Kruger National Park is one of the largest game reserves in Africa. It covers 19,485 square kilometres (7,523 sq mi) and extends 360 kilometres (220 mi) from north to south and 65 kilometres (40 mi) from east to west.
To the west and south of the Kruger National Park are the two South African provinces of Limpopo and Mpumalanga. In the north is Zimbabwe, and to the east is Mozambique. It is now part of the Great Limpopo Transfrontier Park, a peace park that links Kruger National Park with the Gonarezhou National Park in Zimbabwe, and with the Limpopo National Park in Mozambique.

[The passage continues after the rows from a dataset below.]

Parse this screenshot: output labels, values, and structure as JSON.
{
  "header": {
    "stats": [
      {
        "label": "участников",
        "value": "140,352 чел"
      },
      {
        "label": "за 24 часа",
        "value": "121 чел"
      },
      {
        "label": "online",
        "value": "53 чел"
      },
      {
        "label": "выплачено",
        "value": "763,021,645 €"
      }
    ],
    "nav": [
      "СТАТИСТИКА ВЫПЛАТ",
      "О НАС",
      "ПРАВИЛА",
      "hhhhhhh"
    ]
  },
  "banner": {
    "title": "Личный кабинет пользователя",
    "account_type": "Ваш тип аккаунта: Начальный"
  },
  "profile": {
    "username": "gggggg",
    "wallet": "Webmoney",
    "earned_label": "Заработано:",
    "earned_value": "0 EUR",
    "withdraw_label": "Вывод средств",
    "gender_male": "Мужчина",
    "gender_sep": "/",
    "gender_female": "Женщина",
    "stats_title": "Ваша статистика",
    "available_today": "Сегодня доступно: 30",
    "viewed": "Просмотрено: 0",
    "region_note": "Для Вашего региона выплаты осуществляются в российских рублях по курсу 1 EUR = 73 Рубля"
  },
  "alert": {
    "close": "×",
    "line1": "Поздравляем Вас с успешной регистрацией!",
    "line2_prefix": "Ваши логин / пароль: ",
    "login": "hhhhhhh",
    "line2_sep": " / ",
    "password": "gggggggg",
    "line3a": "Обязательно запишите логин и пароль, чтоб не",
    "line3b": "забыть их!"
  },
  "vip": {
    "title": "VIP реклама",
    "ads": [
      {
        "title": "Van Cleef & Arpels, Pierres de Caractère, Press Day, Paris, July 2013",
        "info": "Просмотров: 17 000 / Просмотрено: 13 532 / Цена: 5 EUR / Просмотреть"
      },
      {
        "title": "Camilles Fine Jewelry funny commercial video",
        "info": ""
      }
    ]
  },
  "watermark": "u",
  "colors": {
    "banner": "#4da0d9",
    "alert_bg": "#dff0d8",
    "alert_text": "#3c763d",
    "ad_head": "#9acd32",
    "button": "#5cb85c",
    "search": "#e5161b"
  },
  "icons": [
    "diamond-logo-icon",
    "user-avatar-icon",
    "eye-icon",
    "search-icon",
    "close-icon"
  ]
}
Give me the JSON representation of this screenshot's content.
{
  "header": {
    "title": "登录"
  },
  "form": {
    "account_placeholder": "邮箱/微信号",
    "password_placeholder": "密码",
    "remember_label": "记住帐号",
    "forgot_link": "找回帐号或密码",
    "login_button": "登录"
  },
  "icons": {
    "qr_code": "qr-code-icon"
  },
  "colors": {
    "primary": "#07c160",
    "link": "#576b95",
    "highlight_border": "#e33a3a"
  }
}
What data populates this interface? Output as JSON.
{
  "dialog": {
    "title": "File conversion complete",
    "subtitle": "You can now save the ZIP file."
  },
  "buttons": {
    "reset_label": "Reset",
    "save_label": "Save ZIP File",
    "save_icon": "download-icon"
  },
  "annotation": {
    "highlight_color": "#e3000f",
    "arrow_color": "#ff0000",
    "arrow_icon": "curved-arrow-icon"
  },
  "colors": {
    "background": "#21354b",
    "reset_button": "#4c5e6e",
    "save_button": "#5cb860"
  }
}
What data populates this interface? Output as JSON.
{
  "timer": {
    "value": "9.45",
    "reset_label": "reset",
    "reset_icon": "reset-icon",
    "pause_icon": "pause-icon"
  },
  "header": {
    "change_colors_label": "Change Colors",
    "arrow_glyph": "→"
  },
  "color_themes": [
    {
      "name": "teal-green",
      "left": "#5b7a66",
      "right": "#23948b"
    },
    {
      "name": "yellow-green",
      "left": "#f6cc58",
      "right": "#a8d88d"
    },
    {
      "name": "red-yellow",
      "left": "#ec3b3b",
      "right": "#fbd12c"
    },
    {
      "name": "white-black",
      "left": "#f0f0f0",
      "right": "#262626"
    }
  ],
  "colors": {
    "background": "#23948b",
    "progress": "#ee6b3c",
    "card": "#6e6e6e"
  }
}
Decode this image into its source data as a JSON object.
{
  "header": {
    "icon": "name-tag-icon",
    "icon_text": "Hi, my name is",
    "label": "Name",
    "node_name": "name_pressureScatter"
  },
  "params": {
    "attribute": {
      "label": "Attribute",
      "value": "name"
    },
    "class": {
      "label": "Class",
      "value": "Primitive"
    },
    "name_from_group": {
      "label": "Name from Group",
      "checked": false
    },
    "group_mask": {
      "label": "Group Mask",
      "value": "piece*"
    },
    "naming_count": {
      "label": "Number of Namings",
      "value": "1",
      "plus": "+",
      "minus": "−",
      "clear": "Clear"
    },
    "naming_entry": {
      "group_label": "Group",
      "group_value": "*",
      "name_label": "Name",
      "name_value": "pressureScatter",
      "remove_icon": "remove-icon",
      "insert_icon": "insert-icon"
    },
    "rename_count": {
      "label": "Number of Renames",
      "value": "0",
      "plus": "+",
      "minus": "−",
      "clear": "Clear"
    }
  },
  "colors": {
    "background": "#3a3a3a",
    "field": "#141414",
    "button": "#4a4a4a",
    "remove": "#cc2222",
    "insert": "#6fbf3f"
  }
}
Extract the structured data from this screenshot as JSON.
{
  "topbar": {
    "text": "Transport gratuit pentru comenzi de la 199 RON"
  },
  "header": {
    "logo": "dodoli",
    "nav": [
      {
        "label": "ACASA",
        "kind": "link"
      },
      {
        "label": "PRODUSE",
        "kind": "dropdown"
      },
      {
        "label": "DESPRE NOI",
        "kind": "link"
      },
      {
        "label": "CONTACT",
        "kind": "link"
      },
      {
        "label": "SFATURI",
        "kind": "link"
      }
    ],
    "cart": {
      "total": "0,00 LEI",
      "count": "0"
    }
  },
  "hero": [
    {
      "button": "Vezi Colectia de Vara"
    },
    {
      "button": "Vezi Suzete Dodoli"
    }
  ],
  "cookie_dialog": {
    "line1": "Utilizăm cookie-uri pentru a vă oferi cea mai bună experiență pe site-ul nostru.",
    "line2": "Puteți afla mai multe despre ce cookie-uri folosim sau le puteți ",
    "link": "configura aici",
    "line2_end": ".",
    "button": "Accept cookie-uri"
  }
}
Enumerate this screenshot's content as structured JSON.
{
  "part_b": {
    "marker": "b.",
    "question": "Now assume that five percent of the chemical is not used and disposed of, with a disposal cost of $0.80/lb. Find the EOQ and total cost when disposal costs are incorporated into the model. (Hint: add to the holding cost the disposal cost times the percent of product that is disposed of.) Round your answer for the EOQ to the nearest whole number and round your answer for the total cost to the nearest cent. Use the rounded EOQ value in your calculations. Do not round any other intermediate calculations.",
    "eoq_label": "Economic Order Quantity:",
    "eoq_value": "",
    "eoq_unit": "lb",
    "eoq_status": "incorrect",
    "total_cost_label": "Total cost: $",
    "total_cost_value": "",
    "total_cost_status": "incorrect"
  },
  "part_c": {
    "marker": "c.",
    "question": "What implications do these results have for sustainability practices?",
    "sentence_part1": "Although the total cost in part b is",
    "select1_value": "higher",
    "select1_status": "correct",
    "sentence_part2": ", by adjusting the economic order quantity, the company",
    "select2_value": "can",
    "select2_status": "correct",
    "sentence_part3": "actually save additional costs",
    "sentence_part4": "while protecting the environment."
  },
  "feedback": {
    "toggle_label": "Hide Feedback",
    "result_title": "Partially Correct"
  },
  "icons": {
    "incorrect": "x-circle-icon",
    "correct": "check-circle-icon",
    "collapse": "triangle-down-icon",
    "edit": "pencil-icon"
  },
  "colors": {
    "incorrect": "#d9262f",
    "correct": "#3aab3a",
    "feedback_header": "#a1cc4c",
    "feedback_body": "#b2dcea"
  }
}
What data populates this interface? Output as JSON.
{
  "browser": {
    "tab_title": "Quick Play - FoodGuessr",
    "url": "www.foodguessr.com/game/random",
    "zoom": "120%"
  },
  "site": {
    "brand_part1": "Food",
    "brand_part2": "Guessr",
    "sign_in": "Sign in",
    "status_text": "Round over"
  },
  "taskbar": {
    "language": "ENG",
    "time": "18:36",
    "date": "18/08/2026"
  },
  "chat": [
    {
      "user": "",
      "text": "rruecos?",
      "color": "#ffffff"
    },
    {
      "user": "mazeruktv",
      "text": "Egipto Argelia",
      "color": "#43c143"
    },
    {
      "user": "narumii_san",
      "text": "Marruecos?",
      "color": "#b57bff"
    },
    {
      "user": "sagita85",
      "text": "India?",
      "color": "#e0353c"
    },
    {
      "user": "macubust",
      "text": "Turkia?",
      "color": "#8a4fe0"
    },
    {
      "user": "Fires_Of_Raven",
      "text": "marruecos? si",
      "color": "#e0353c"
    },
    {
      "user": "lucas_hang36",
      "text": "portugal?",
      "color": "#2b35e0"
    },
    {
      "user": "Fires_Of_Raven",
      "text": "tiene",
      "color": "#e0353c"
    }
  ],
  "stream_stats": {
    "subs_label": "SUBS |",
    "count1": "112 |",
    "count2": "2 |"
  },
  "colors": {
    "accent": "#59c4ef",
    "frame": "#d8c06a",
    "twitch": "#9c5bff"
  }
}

The park is part of the Kruger to Canyons Biosphere, an area designated by the United Nations Education and Scientific Organisation (UNESCO) as an International Man and Biosphere Reserve (the "Biosphere"). Its northern part is also included in the 'Vhembe Biosphere Reserve', named a biosphere reserve by UNESCO since 2009. The reserve includes also the Blouberg Range, the Makgabeng Plateau, the Makuleke Wetlands, the Mapungubwe Cultural Landscape and the Soutpansberg.
Out of the 517 species of birds found at Kruger, 253 are residents, 117 non-breeding migrants, and 147 nomads.
All the Big Five game animals are found at Kruger National Park, which has more species of large mammals than any other African Game Reserve (at 147 species). There are webcams set up to observe the wildlife.
The park stopped culling elephants in 1994 and tried translocating them, but by 2004 the population had increased to 11,670 elephants, by 2006 to approximately 13,500 and by 2009 to 11,672. The park's habitats can only sustain about 8,000 elephants. The park started using annual contraception in 1995, but has stopped that due to problems with delivering the contraceptives and upsetting the herds.
Kruger supports packs of the endangered African Wild Dog, of which there are thought to be only about 400 in the whole of South Africa.
Kruger National Park holds over 48 tons of ivory in storage. According to Convention on the International Trade in Endangered Species of Wild Flora and Fauna (CITES), it is allowed to sell 30 tons.